If Apple can't demonstrate either of these things, it's hard to argue that they already paid him for the work, in which case the guy appears to have a legitimate grievance.
Legally speaking, the phrase "the employer's business, or actual or demonstrably anticipated research or development of the employer" seems to place the burden of proof firmly on Apple: they have to show that they were doing, or definitely going to do, something along the same lines.
At this point, it's up to the legal system to interpret the relevant law given the specifics of the case. Of course, whether one man can hope to fight a legion of Apple lawyers within the current legal climate of the US is a different question, but the theory is sound.
If you disagree, post your argument. (-1, Overrated) isn't your personal censorship tool for views you don't like.
Yes, well, that's why we want fair competition between all of the computer OS and system manufacturers, and not just one company strong-arming the rest. When there are a number of players, then if one of them tries to strong-arm the rest, the rest squash them.
People didn't like IBM in the past because they were the dominant player and the rest of the industry couldn't stop them if IBM tried strong-arm tactics.

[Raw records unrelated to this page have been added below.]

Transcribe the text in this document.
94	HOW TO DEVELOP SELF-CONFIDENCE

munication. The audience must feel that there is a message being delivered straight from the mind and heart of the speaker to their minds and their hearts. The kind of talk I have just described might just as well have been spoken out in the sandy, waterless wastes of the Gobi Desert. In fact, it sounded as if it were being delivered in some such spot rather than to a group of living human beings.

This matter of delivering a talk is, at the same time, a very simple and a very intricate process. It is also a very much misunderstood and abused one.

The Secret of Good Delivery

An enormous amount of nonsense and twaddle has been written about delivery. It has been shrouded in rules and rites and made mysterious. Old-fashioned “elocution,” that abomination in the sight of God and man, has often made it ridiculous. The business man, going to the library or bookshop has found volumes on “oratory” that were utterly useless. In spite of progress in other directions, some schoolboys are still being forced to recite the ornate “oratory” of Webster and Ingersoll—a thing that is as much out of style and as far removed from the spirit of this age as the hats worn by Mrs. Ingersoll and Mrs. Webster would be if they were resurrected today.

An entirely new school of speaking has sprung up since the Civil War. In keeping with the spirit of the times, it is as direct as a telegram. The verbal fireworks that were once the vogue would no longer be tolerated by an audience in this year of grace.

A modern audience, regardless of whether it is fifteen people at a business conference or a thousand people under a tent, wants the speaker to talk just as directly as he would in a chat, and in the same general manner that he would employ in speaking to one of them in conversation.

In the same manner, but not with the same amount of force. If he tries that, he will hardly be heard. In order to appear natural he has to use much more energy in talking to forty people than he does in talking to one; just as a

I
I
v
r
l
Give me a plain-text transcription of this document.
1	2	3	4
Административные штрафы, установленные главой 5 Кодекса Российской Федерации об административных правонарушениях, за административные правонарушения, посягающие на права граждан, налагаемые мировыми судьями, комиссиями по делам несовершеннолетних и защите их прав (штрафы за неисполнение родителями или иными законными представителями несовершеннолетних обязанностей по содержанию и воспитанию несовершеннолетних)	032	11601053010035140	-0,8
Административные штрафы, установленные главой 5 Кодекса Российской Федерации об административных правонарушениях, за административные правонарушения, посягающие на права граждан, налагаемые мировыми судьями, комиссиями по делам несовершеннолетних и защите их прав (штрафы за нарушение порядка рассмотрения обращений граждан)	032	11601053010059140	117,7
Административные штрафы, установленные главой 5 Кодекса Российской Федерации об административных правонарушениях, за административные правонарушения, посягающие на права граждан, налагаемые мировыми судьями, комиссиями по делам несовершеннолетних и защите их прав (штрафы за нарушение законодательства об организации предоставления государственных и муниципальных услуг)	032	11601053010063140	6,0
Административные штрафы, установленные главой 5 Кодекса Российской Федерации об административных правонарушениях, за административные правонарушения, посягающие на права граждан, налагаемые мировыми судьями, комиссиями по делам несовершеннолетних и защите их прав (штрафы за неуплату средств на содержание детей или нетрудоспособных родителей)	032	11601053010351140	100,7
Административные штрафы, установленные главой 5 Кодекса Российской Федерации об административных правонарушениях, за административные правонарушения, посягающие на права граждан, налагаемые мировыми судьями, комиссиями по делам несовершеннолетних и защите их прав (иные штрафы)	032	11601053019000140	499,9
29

In the mainframe biz this is still true, but now there are alternatives to mainframes (PC farms). People don't like Microsoft now because they are so powerful that they can strong-arm basically at will. Linux is changing that.
Most corporations do some good things and some bad things. Very few are basically evil. And a few are basically good.
Apple is like any other corporation. Not all corporations are evil faceless satans. I realize that to a great many people that what I have just said here is heretical...
Except that I spoke to the shareware author for this app back when this started weeks ago (before Slashdot picked this up, before the Netflix Fanatic website got recently altered to omit mention of the specific laws), and the author never said, "Oops! You're right!" He pulled the application pending negotiations with his employer's legal department. At the time, I had no idea this guy was working for Apple.
Paraphrasing from the private e-mail that Cricket (the shareware app's author) gave me, he said his employer was making their claims based on 2870 (a) 1, but that this was a sham, and they had no interest other than in putting the application on a shelf and never doing anything with it. Therefore, they're in the wrong. Since the author can't afford to fight this for several reasons, justice will not prevail.